# Orvis Access Fly Rod Review



## Shadowcast (Feb 26, 2008)

Got out with my buddy Capt. Rob Salimbene to break in his new Gheenoe poling skiff and to break in my new 9 wt. Orvis Access rod.

First the fishing.....foggy (until 5 minutes AFTER we pulled the skiff out of the water at 3:00ish)....cold....and we cast to at least 100 redfish back in the Cockroach Bay area. Of those 100...ZERO decided to eat every fly we could throw at them. We would lead them by 10 feet and wait to bump the fly when they got on it, only to have them do a 90 degree turn away from the fly. Tough day...but fun!
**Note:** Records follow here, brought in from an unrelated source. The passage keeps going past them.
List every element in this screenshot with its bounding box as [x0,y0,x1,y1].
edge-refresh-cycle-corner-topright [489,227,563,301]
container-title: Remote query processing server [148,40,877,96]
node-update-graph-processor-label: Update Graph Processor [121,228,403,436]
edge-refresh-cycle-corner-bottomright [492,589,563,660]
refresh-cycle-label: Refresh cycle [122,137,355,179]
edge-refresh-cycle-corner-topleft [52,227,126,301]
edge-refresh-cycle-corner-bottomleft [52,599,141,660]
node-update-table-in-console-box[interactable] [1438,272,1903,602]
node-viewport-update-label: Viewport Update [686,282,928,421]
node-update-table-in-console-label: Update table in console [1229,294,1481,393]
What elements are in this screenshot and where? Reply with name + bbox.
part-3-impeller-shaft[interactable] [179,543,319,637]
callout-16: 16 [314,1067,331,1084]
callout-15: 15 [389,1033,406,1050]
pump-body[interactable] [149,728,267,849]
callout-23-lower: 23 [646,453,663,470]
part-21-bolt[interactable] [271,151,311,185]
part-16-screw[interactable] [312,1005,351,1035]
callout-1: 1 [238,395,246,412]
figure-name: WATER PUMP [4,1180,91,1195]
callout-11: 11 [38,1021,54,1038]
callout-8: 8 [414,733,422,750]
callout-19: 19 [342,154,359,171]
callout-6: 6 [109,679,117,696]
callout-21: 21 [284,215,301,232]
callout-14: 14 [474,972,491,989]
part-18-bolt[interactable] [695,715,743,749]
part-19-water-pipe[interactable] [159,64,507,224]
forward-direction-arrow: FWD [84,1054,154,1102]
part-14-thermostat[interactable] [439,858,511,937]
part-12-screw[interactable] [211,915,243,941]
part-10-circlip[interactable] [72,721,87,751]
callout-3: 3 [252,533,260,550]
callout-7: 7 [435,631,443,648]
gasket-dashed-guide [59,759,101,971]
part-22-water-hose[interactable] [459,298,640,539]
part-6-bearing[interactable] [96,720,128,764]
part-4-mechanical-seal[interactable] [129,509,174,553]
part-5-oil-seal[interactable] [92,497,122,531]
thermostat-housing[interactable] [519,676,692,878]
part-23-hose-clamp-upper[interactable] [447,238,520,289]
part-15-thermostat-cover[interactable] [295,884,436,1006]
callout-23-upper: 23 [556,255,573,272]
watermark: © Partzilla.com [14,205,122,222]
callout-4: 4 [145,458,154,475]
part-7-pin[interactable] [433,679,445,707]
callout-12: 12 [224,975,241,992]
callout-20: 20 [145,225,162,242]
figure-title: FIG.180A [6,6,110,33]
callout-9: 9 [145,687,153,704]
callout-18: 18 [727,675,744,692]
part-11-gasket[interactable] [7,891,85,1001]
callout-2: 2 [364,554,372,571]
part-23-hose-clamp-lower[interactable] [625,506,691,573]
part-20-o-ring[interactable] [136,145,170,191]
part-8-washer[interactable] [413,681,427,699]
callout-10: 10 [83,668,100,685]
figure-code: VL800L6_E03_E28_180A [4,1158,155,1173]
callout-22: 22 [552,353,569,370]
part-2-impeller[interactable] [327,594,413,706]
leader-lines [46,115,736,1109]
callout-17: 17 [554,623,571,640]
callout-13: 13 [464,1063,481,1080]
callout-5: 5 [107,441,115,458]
Now the rod........Orvis has hit back-to-back-to-back home runs! First with the Helios, then the Hydros, and now the Access. Great rod! I have a 9 wt. lined up with #10 Orvis Redfish Wonderline Gen3 line. Two false casts, and 50-60 feet is not hard. Plus at 3.25 ounces, it's a 9 wt. that won't wear you down.


----------



## Guest (Dec 12, 2010)

I have the same rod spooled with 9wt Airflo and it is a rocket. I had the hydros in 8 & 10 and they were awesome rods, but for almost $200 less and with the  same quality you can't go wrong with the ACCESS


----------